In the blink of an eye...

Last night I left Pittsfield to join Di at Michal and Winton's small farm - it is idyllic and so quiet.  Throughout this past week I've been meeting with people who were in Boston for the Marathon - or whose family and/or friends - are in Boston.  Time and again we have all said, "How quickly our lives can change... and everything is different in the blink of an eye."  In personal conversations and Wednesday Eucharist, our hearts and minds have been filled with uncertainty.

Imagine how much more startling this realities feels today given the surreal and terrifying events unfolding in the wake of the bombings?  Metro-Boston under lock down?  Assault vehicles, helicopters and shoot outs on our streets?  After the September 11th attack I read a Franciscan's reflection about about how Americans were now sadly coming to experience some of the ugly realities that so much of the rest of the world endures on a regular basis.  Once again that rings true to me as law enforcement teams hunt down young Chechen bombers and more death and fear flows through our streets.

I don't pretend to understand why these young men chose to bring murder and mayhem to the Marathon.  I do know that such anger is not born in a vacuum.  I also know that their evil has been fed and that each of us are capable of equally horrible deeds no matter how much we protest to the contrary. As the Rev. Dr. Mary Luti recently wrote:  

Boston is a ghastly commonplace, even if we insist on thinking that "things like this" don't happen to us, or they shouldn't, or when they do it's somehow worse or more meaningful than, say, a drone wreaking havoc on an Afghan wedding. Boston is one more horrific instance of what human beings do, what we're capable of, even as we're capable of selflessness and love. It's what we do, this sowing of evil, every bit as much as we sow good. It's who we are, this callous heart, this heartless strike; it is not alien to us.

No "monster" did this. A human being did it, one not as distant from us as we need to believe. We ourselves did not plant the bombs, but we could have. Another person planted them, but he might not have; he might have done good instead, because he was and still is capable of it. You may not want to hear this about that person, or about yourself. I don't like thinking of myself this way. But it's a denial we cannot afford anymore. This is a truth we need to know and build on.

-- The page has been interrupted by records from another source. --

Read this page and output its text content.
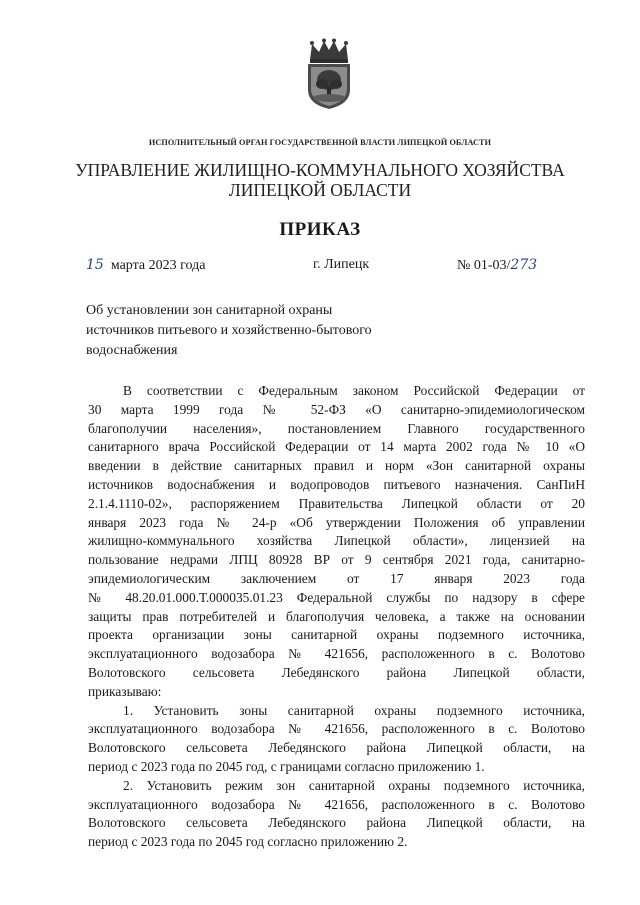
ИСПОЛНИТЕЛЬНЫЙ ОРГАН ГОСУДАРСТВЕННОЙ ВЛАСТИ ЛИПЕЦКОЙ ОБЛАСТИ
УПРАВЛЕНИЕ ЖИЛИЩНО-КОММУНАЛЬНОГО ХОЗЯЙСТВА
ЛИПЕЦКОЙ ОБЛАСТИ
ПРИКАЗ
15 марта 2023 года	г. Липецк	№ 01-03/273
Об установлении зон санитарной охраны
источников питьевого и хозяйственно-бытового
водоснабжения

В соответствии с Федеральным законом Российской Федерации от
30 марта 1999 года № 52-ФЗ «О санитарно-эпидемиологическом
благополучии населения», постановлением Главного государственного
санитарного врача Российской Федерации от 14 марта 2002 года № 10 «О
введении в действие санитарных правил и норм «Зон санитарной охраны
источников водоснабжения и водопроводов питьевого назначения. СанПиН
2.1.4.1110-02», распоряжением Правительства Липецкой области от 20
января 2023 года № 24-р «Об утверждении Положения об управлении
жилищно-коммунального хозяйства Липецкой области», лицензией на
пользование недрами ЛПЦ 80928 ВР от 9 сентября 2021 года, санитарно-
эпидемиологическим заключением от 17 января 2023 года
№ 48.20.01.000.Т.000035.01.23 Федеральной службы по надзору в сфере
защиты прав потребителей и благополучия человека, а также на основании
проекта организации зоны санитарной охраны подземного источника,
эксплуатационного водозабора № 421656, расположенного в с. Волотово
Волотовского сельсовета Лебедянского района Липецкой области,
приказываю:

1. Установить зоны санитарной охраны подземного источника,
эксплуатационного водозабора № 421656, расположенного в с. Волотово
Волотовского сельсовета Лебедянского района Липецкой области, на
период с 2023 года по 2045 год, с границами согласно приложению 1.

2. Установить режим зон санитарной охраны подземного источника,
эксплуатационного водозабора № 421656, расположенного в с. Волотово
Волотовского сельсовета Лебедянского района Липецкой области, на
период с 2023 года по 2045 год согласно приложению 2.
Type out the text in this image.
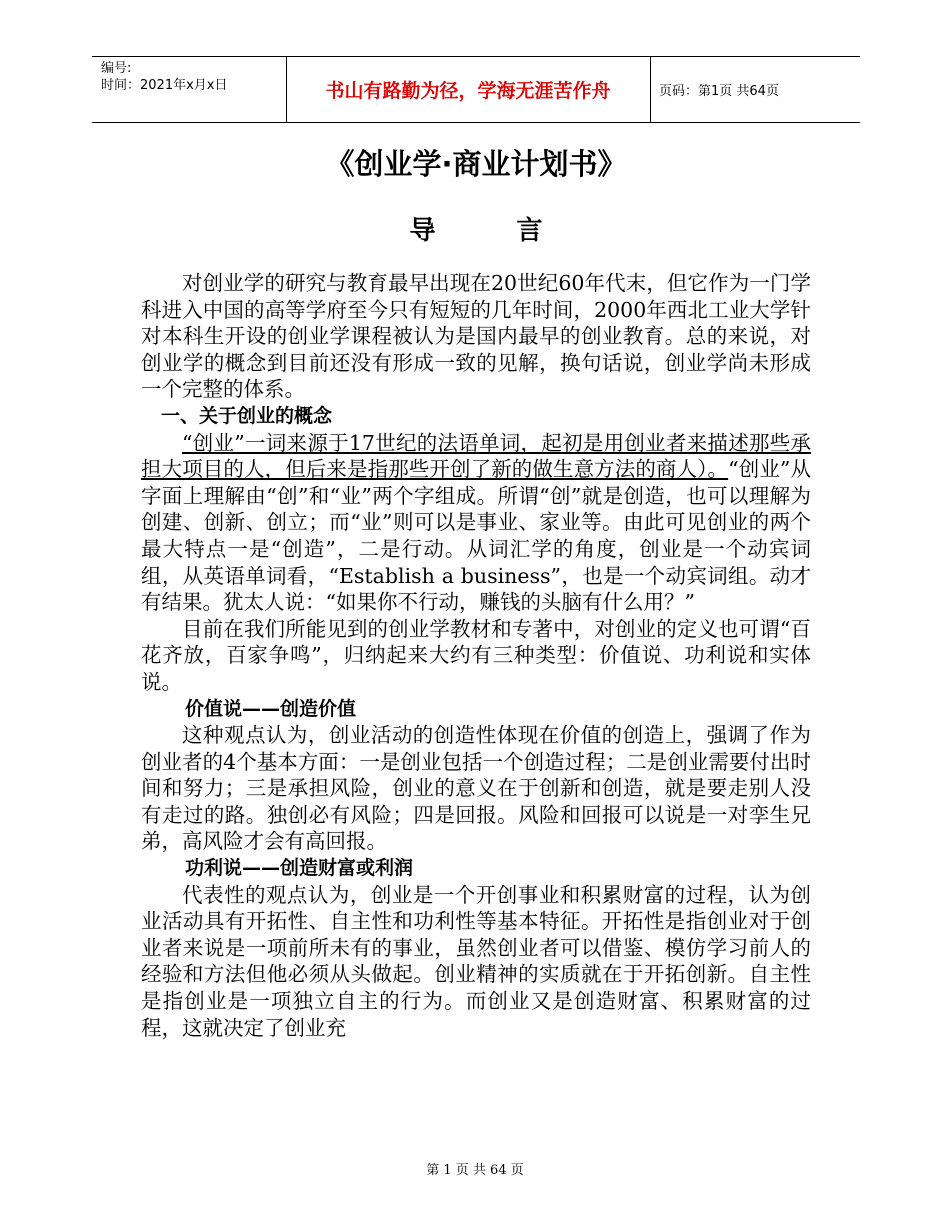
编号:
时间：2021年x月x日	书山有路勤为径，学海无涯苦作舟	页码：第1页 共64页
《创业学·商业计划书》
导 言

对创业学的研究与教育最早出现在20世纪60年代末，但它作为一门学科进入中国的高等学府至今只有短短的几年时间，2000年西北工业大学针对本科生开设的创业学课程被认为是国内最早的创业教育。总的来说，对创业学的概念到目前还没有形成一致的见解，换句话说，创业学尚未形成一个完整的体系。

一、关于创业的概念

“创业”一词来源于17世纪的法语单词，起初是用创业者来描述那些承担大项目的人，但后来是指那些开创了新的做生意方法的商人）。“创业”从字面上理解由“创”和“业”两个字组成。所谓“创”就是创造，也可以理解为创建、创新、创立；而“业”则可以是事业、家业等。由此可见创业的两个最大特点一是“创造”，二是行动。从词汇学的角度，创业是一个动宾词组，从英语单词看，“Establish a business”，也是一个动宾词组。动才有结果。犹太人说：“如果你不行动，赚钱的头脑有什么用？”

目前在我们所能见到的创业学教材和专著中，对创业的定义也可谓“百花齐放，百家争鸣”，归纳起来大约有三种类型：价值说、功利说和实体说。

价值说——创造价值

这种观点认为，创业活动的创造性体现在价值的创造上，强调了作为创业者的4个基本方面：一是创业包括一个创造过程；二是创业需要付出时间和努力；三是承担风险，创业的意义在于创新和创造，就是要走别人没有走过的路。独创必有风险；四是回报。风险和回报可以说是一对孪生兄弟，高风险才会有高回报。

功利说——创造财富或利润

代表性的观点认为，创业是一个开创事业和积累财富的过程，认为创业活动具有开拓性、自主性和功利性等基本特征。开拓性是指创业对于创业者来说是一项前所未有的事业，虽然创业者可以借鉴、模仿学习前人的经验和方法但他必须从头做起。创业精神的实质就在于开拓创新。自主性是指创业是一项独立自主的行为。而创业又是创造财富、积累财富的过程，这就决定了创业充

第 1 页 共 64 页
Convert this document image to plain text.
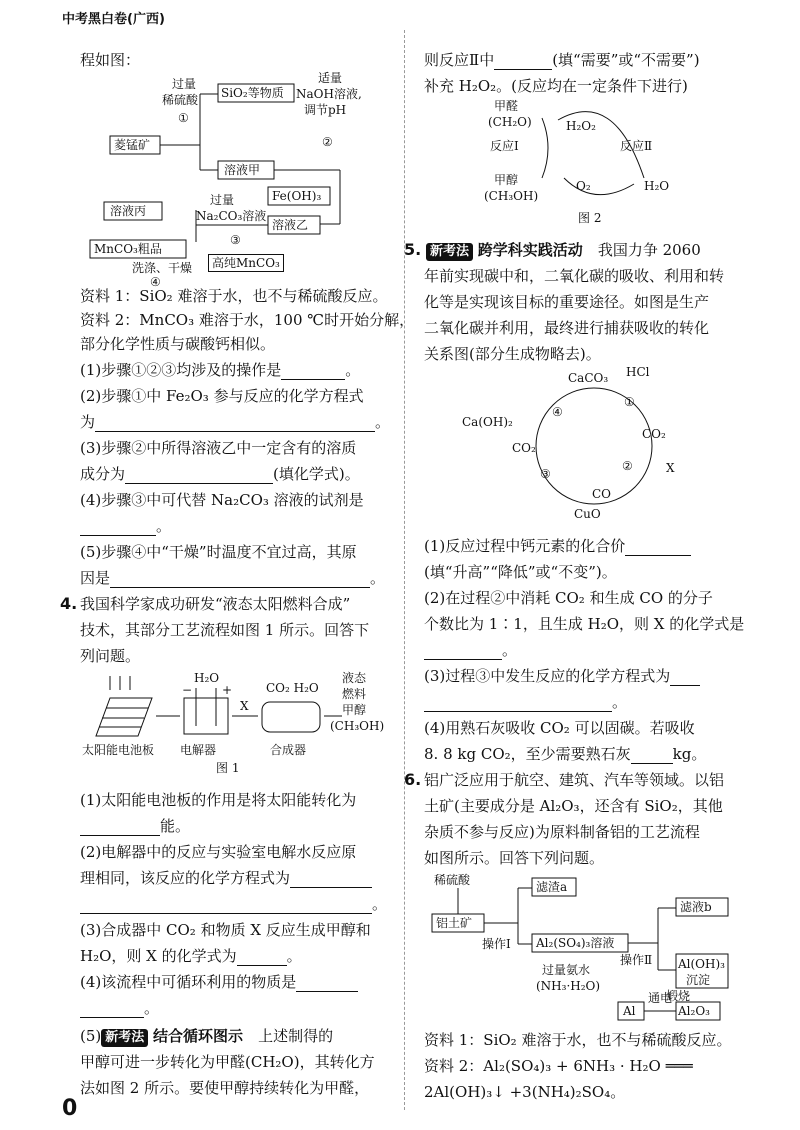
中考黑白卷(广西)
程如图：
菱锰矿
过量
稀硫酸
①
SiO₂等物质
溶液甲
适量
NaOH溶液,
调节pH
②
Fe(OH)₃
溶液乙
过量
Na₂CO₃溶液
③
溶液丙
MnCO₃粗品
洗涤、干燥
④
高纯MnCO₃
资料 1：SiO₂ 难溶于水，也不与稀硫酸反应。
资料 2：MnCO₃ 难溶于水，100 ℃时开始分解，
部分化学性质与碳酸钙相似。
(1)步骤①②③均涉及的操作是	。
(2)步骤①中 Fe₂O₃ 参与反应的化学方程式
为	。
(3)步骤②中所得溶液乙中一定含有的溶质
成分为	(填化学式)。
(4)步骤③中可代替 Na₂CO₃ 溶液的试剂是
。
(5)步骤④中“干燥”时温度不宜过高，其原
因是	。
4. 我国科学家成功研发“液态太阳燃料合成”
技术，其部分工艺流程如图 1 所示。回答下
列问题。
H₂O
− +
X
CO₂ H₂O
液态
燃料
甲醇
(CH₃OH)
太阳能电池板 电解器	合成器
图 1
(1)太阳能电池板的作用是将太阳能转化为
能。
(2)电解器中的反应与实验室电解水反应原
理相同，该反应的化学方程式为
。
(3)合成器中 CO₂ 和物质 X 反应生成甲醇和
H₂O，则 X 的化学式为	。
(4)该流程中可循环利用的物质是
。
(5) 新考法 结合循环图示　 上述制得的
甲醇可进一步转化为甲醛(CH₂O)，其转化方
法如图 2 所示。要使甲醇持续转化为甲醛，
则反应Ⅱ中	(填“需要”或“不需要”)
补充 H₂O₂。(反应均在一定条件下进行)
甲醛
(CH₂O)
反应Ⅰ
甲醇
(CH₃OH)
H₂O₂
O₂
反应Ⅱ
H₂O
图 2
5. 新考法 跨学科实践活动　 我国力争 2060
年前实现碳中和，二氧化碳的吸收、利用和转
化等是实现该目标的重要途径。如图是生产
二氧化碳并利用，最终进行捕获吸收的转化
关系图(部分生成物略去)。
CaCO₃ HCl
①
CO₂
②	X
CO
CuO
③
CO₂
Ca(OH)₂
④
(1)反应过程中钙元素的化合价
(填“升高”“降低”或“不变”)。
(2)在过程②中消耗 CO₂ 和生成 CO 的分子
个数比为 1∶1，且生成 H₂O，则 X 的化学式是
。
(3)过程③中发生反应的化学方程式为
。
(4)用熟石灰吸收 CO₂ 可以固碳。若吸收
8. 8 kg CO₂，至少需要熟石灰	kg。
6. 铝广泛应用于航空、建筑、汽车等领域。以铝
土矿(主要成分是 Al₂O₃，还含有 SiO₂，其他
杂质不参与反应)为原料制备铝的工艺流程
如图所示。回答下列问题。
稀硫酸
铝土矿
操作Ⅰ
滤渣a
Al₂(SO₄)₃溶液
过量氨水
(NH₃·H₂O)
操作Ⅱ
滤液b
Al(OH)₃
沉淀
煅烧
Al₂O₃
通电
Al
资料 1：SiO₂ 难溶于水，也不与稀硫酸反应。
资料 2：Al₂(SO₄)₃ + 6NH₃ · H₂O ═══
2Al(OH)₃↓ +3(NH₄)₂SO₄。
0
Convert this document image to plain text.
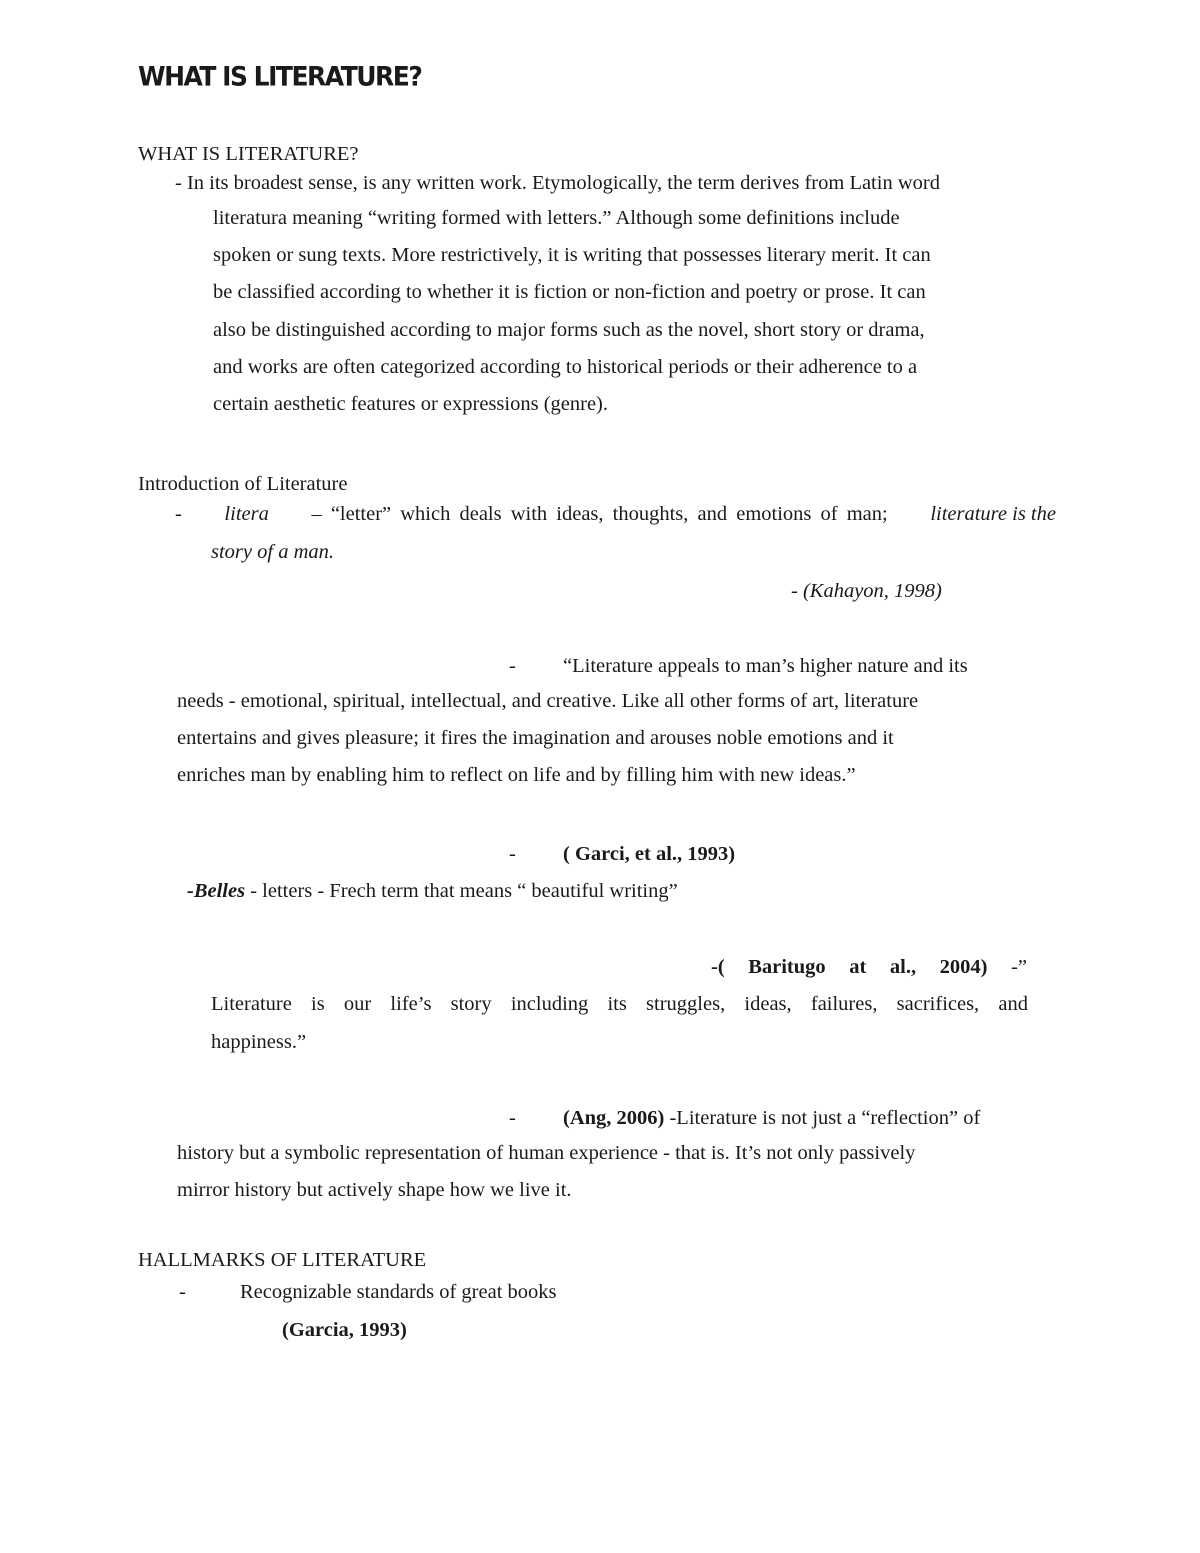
WHAT IS LITERATURE?
WHAT IS LITERATURE?
- In its broadest sense, is any written work. Etymologically, the term derives from Latin word
literatura meaning “writing formed with letters.” Although some definitions include
spoken or sung texts. More restrictively, it is writing that possesses literary merit. It can
be classified according to whether it is fiction or non-fiction and poetry or prose. It can
also be distinguished according to major forms such as the novel, short story or drama,
and works are often categorized according to historical periods or their adherence to a
certain aesthetic features or expressions (genre).
Introduction of Literature
- litera – “letter” which deals with ideas, thoughts, and emotions of man; literature is the
story of a man.
- (Kahayon, 1998)
- “Literature appeals to man’s higher nature and its
needs - emotional, spiritual, intellectual, and creative. Like all other forms of art, literature
entertains and gives pleasure; it fires the imagination and arouses noble emotions and it
enriches man by enabling him to reflect on life and by filling him with new ideas.”
- ( Garci, et al., 1993)
-Belles - letters - Frech term that means “ beautiful writing”
-( Baritugo at al., 2004) -”
Literature is our life’s story including its struggles, ideas, failures, sacrifices, and
happiness.”
- (Ang, 2006) -Literature is not just a “reflection” of
history but a symbolic representation of human experience - that is. It’s not only passively
mirror history but actively shape how we live it.
HALLMARKS OF LITERATURE
-	Recognizable standards of great books
(Garcia, 1993)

It's damaging to the quest for peace to keep carving out exceptional cities, exceptional tragedies, exceptional monsters, and postures of exceptional morality and innocence. The world's healing depends in part on owning our intimate kinship with the enemy—the one out there, the one within. God speaks our names in the same breath.

Jesus said to love him. That's the heart of the gospel, but it's a lot to ask. Let's start with a confession of our own dust, and go from there.

Prayer: You know how we are made, that we are dust, with hearts faithful and frail, lives that could go either way. Keep us in your way, O God, so that we learn to do no harm, stand tenderly with the harmed, and somewhere find compassion for all out human kin, the good and the bad, on whom you send your rain, on whom your sun still shines.


In the days to come, there will most certainly be calls for retribution and some of it will once again take on an anti-Muslim tone.  People of good will must challenge this ignorance and hatred with love. Not naively, of course, but with humility and solidarity. For unless we offer clear alternatives that advance both justice and the possibilities for a measure of peace, we add fuel to the fire that causes hatred to burn out of control.

Today I grieve with my fellow Americans.  In time, however, we will be called "to go where we do not want to go and be led by one greater than ourselves" to do more than weep.  After the Cross, the Risen Christ, asked the one who had betrayed him, "Peter, do you love me?  Feed my sheep."